Embora esse raciocínio tenha lá a sua razão, penso que em casos como esse a função punitiva tem que preponderar. A indenização fixada em valor "razoável" – R$ 70.000,00 é uma pechincha, na minha opinião –, acaba permitindo o cálculo utilitarista. Assim, o respeito e a violação de direitos vira apenas mais um dos custos que a empresa tem que lidar, longe de representar uma diretriz na missão empresarial.
É só pensar nos últimos problemas que você teve com empresas no seu cotidiano. Acha que elas agiram certo por alguma convicção moral? Ou, se agiram errado, você não suspeita de que o custo de fazer certo deve ser maior do que as punições que receberiam?
Empatia e o seu valor
Pode ser que alguém não sinta empatia pelo jovem que foi humilhado. Pode ser que tenha até achado engraçado a dificuldade dele articular as palavras, vibrado com o fato dele ter sido "quebrado no pau", se deliciado com a ignorância acerca do exame de próstata. Tudo bem, não estou aqui esperando uma resposta moral que revele empatia. As decisões estratégicas da emissora já mostram que esse tipo de coisa é raridade.

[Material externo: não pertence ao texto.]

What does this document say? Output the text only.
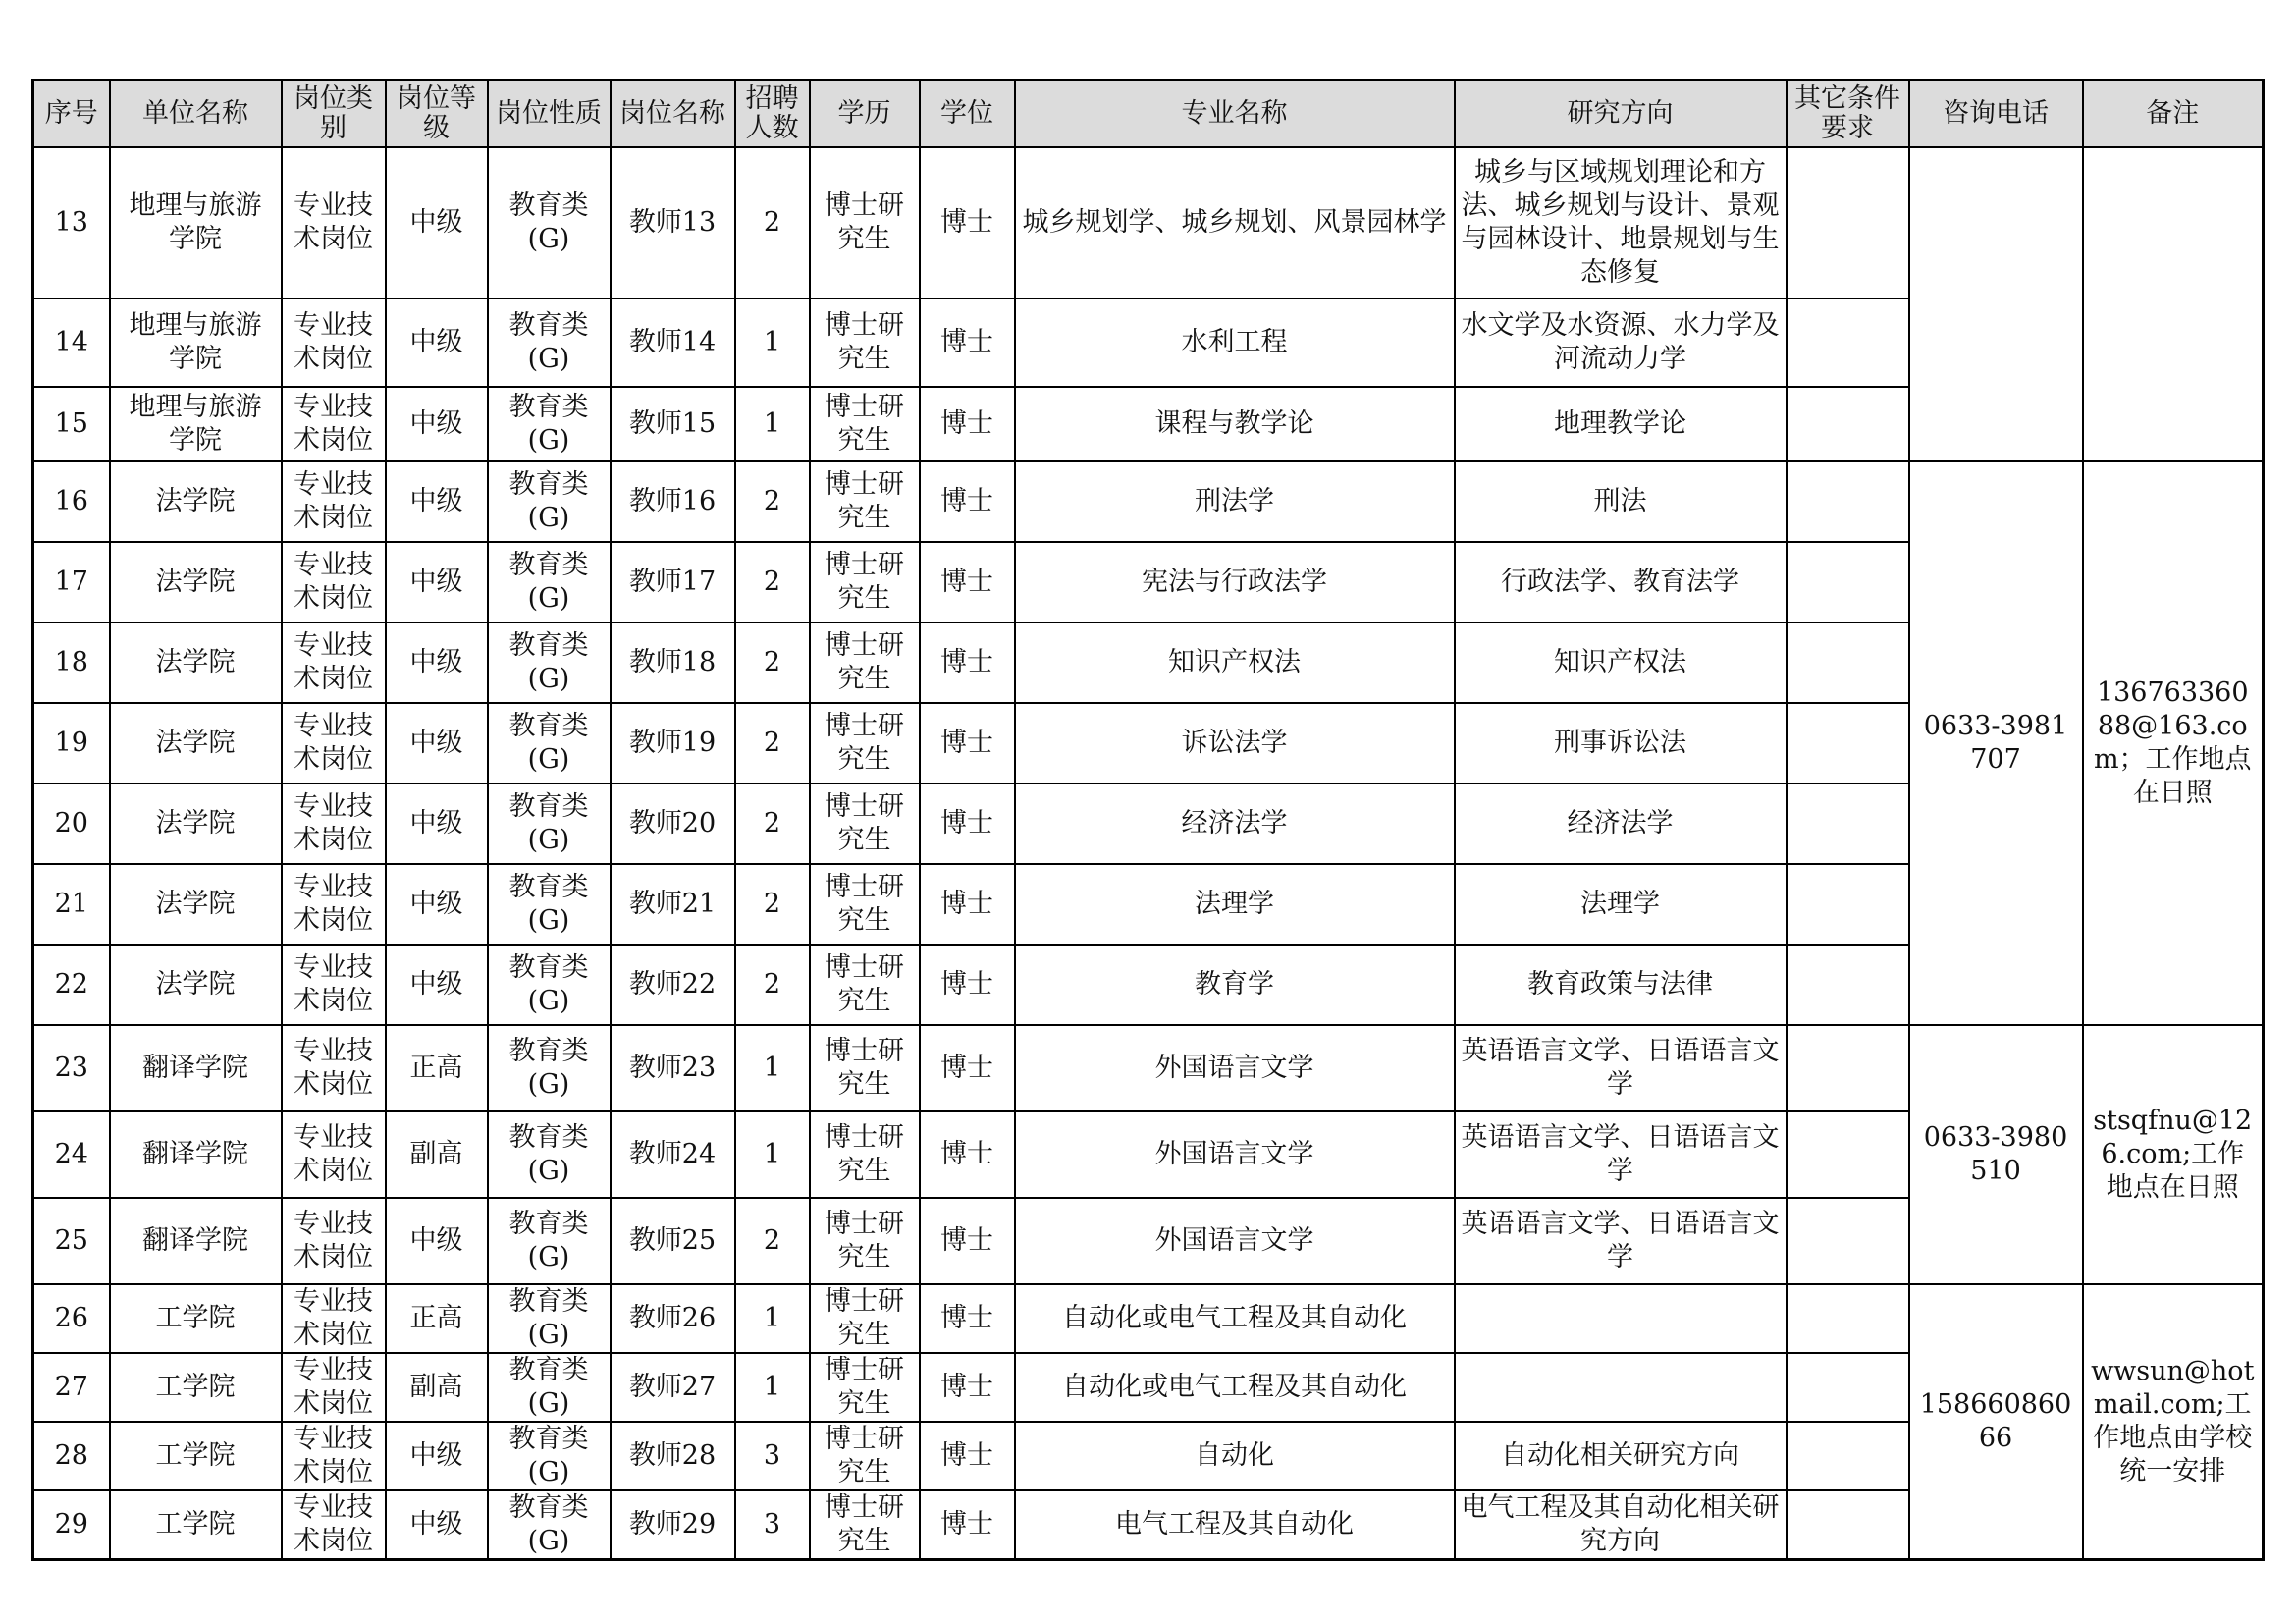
序号	单位名称	岗位类别	岗位等级	岗位性质	岗位名称	招聘人数	学历	学位	专业名称	研究方向	其它条件要求	咨询电话	备注
13	地理与旅游学院	专业技术岗位	中级	教育类(G)	教师13	2	博士研究生	博士	城乡规划学、城乡规划、风景园林学	城乡与区域规划理论和方法、城乡规划与设计、景观与园林设计、地景规划与生态修复			
14	地理与旅游学院	专业技术岗位	中级	教育类(G)	教师14	1	博士研究生	博士	水利工程	水文学及水资源、水力学及河流动力学			
15	地理与旅游学院	专业技术岗位	中级	教育类(G)	教师15	1	博士研究生	博士	课程与教学论	地理教学论			
16	法学院	专业技术岗位	中级	教育类(G)	教师16	2	博士研究生	博士	刑法学	刑法		0633-3981707	13676336088@163.com；工作地点在日照
17	法学院	专业技术岗位	中级	教育类(G)	教师17	2	博士研究生	博士	宪法与行政法学	行政法学、教育法学			
18	法学院	专业技术岗位	中级	教育类(G)	教师18	2	博士研究生	博士	知识产权法	知识产权法			
19	法学院	专业技术岗位	中级	教育类(G)	教师19	2	博士研究生	博士	诉讼法学	刑事诉讼法			
20	法学院	专业技术岗位	中级	教育类(G)	教师20	2	博士研究生	博士	经济法学	经济法学			
21	法学院	专业技术岗位	中级	教育类(G)	教师21	2	博士研究生	博士	法理学	法理学			
22	法学院	专业技术岗位	中级	教育类(G)	教师22	2	博士研究生	博士	教育学	教育政策与法律			
23	翻译学院	专业技术岗位	正高	教育类(G)	教师23	1	博士研究生	博士	外国语言文学	英语语言文学、日语语言文学		0633-3980510	stsqfnu@126.com;工作地点在日照
24	翻译学院	专业技术岗位	副高	教育类(G)	教师24	1	博士研究生	博士	外国语言文学	英语语言文学、日语语言文学			
25	翻译学院	专业技术岗位	中级	教育类(G)	教师25	2	博士研究生	博士	外国语言文学	英语语言文学、日语语言文学			
26	工学院	专业技术岗位	正高	教育类(G)	教师26	1	博士研究生	博士	自动化或电气工程及其自动化			15866086066	wwsun@hotmail.com;工作地点由学校统一安排
27	工学院	专业技术岗位	副高	教育类(G)	教师27	1	博士研究生	博士	自动化或电气工程及其自动化				
28	工学院	专业技术岗位	中级	教育类(G)	教师28	3	博士研究生	博士	自动化	自动化相关研究方向			
29	工学院	专业技术岗位	中级	教育类(G)	教师29	3	博士研究生	博士	电气工程及其自动化	电气工程及其自动化相关研究方向			
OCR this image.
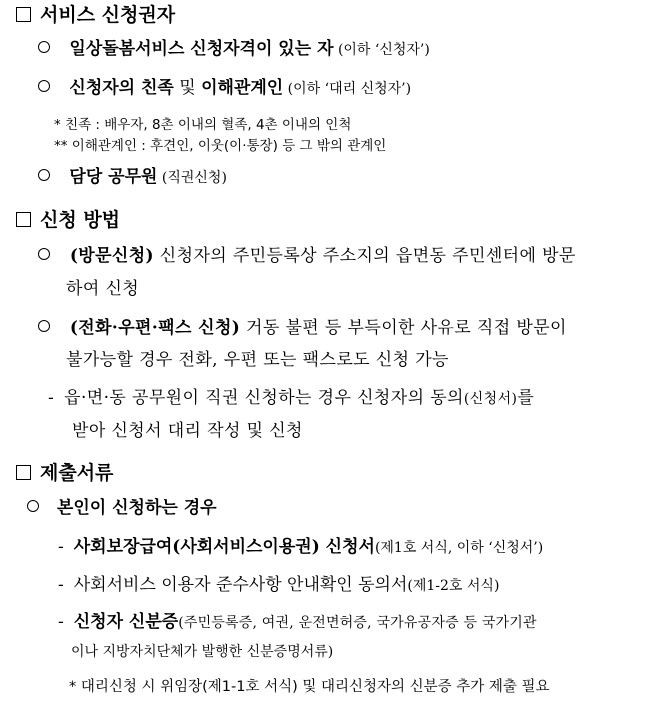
서비스 신청권자
일상돌봄서비스 신청자격이 있는 자 (이하 ‘신청자’)
신청자의 친족 및 이해관계인 (이하 ‘대리 신청자’)
* 친족 : 배우자, 8촌 이내의 혈족, 4촌 이내의 인척
** 이해관계인 : 후견인, 이웃(이·통장) 등 그 밖의 관계인
담당 공무원 (직권신청)
신청 방법
(방문신청) 신청자의 주민등록상 주소지의 읍면동 주민센터에 방문
하여 신청
(전화·우편·팩스 신청) 거동 불편 등 부득이한 사유로 직접 방문이
불가능할 경우 전화, 우편 또는 팩스로도 신청 가능
- 읍·면·동 공무원이 직권 신청하는 경우 신청자의 동의(신청서)를
받아 신청서 대리 작성 및 신청
제출서류
본인이 신청하는 경우
- 사회보장급여(사회서비스이용권) 신청서(제1호 서식, 이하 ‘신청서’)
- 사회서비스 이용자 준수사항 안내확인 동의서(제1-2호 서식)
- 신청자 신분증(주민등록증, 여권, 운전면허증, 국가유공자증 등 국가기관
이나 지방자치단체가 발행한 신분증명서류)
* 대리신청 시 위임장(제1-1호 서식) 및 대리신청자의 신분증 추가 제출 필요
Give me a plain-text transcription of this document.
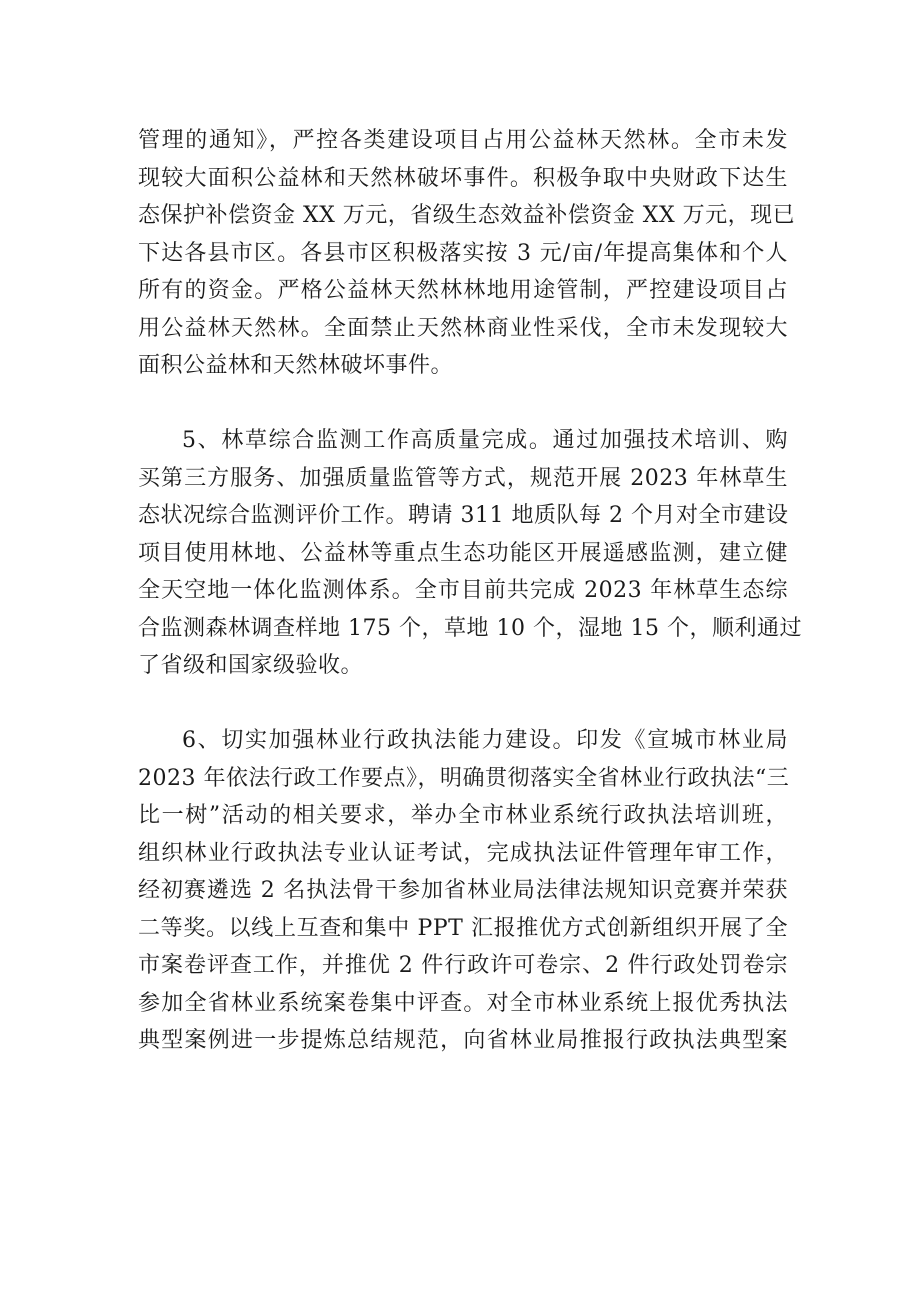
管理的通知》，严控各类建设项目占用公益林天然林。全市未发
现较大面积公益林和天然林破坏事件。积极争取中央财政下达生
态保护补偿资金 XX 万元，省级生态效益补偿资金 XX 万元，现已
下达各县市区。各县市区积极落实按 3 元/亩/年提高集体和个人
所有的资金。严格公益林天然林林地用途管制，严控建设项目占
用公益林天然林。全面禁止天然林商业性采伐，全市未发现较大
面积公益林和天然林破坏事件。
5、林草综合监测工作高质量完成。通过加强技术培训、购
买第三方服务、加强质量监管等方式，规范开展 2023 年林草生
态状况综合监测评价工作。聘请 311 地质队每 2 个月对全市建设
项目使用林地、公益林等重点生态功能区开展遥感监测，建立健
全天空地一体化监测体系。全市目前共完成 2023 年林草生态综
合监测森林调查样地 175 个，草地 10 个，湿地 15 个，顺利通过
了省级和国家级验收。
6、切实加强林业行政执法能力建设。印发《宣城市林业局
2023 年依法行政工作要点》，明确贯彻落实全省林业行政执法“三
比一树”活动的相关要求，举办全市林业系统行政执法培训班，
组织林业行政执法专业认证考试，完成执法证件管理年审工作，
经初赛遴选 2 名执法骨干参加省林业局法律法规知识竞赛并荣获
二等奖。以线上互查和集中 PPT 汇报推优方式创新组织开展了全
市案卷评查工作，并推优 2 件行政许可卷宗、2 件行政处罚卷宗
参加全省林业系统案卷集中评查。对全市林业系统上报优秀执法
典型案例进一步提炼总结规范，向省林业局推报行政执法典型案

Mesmo sabendo que a discussão sobre o fim desse tipo de reportagem não passa pelo que o destinatário dela pensa, ofereço a essa pessoa as seguintes perguntas: não incomoda ser um elemento num cálculo utilitarista? Não lhe parece estranho ser usado como fundamento para uma prática que se sabe ilícita? Não é o caso de você se dar mais valor?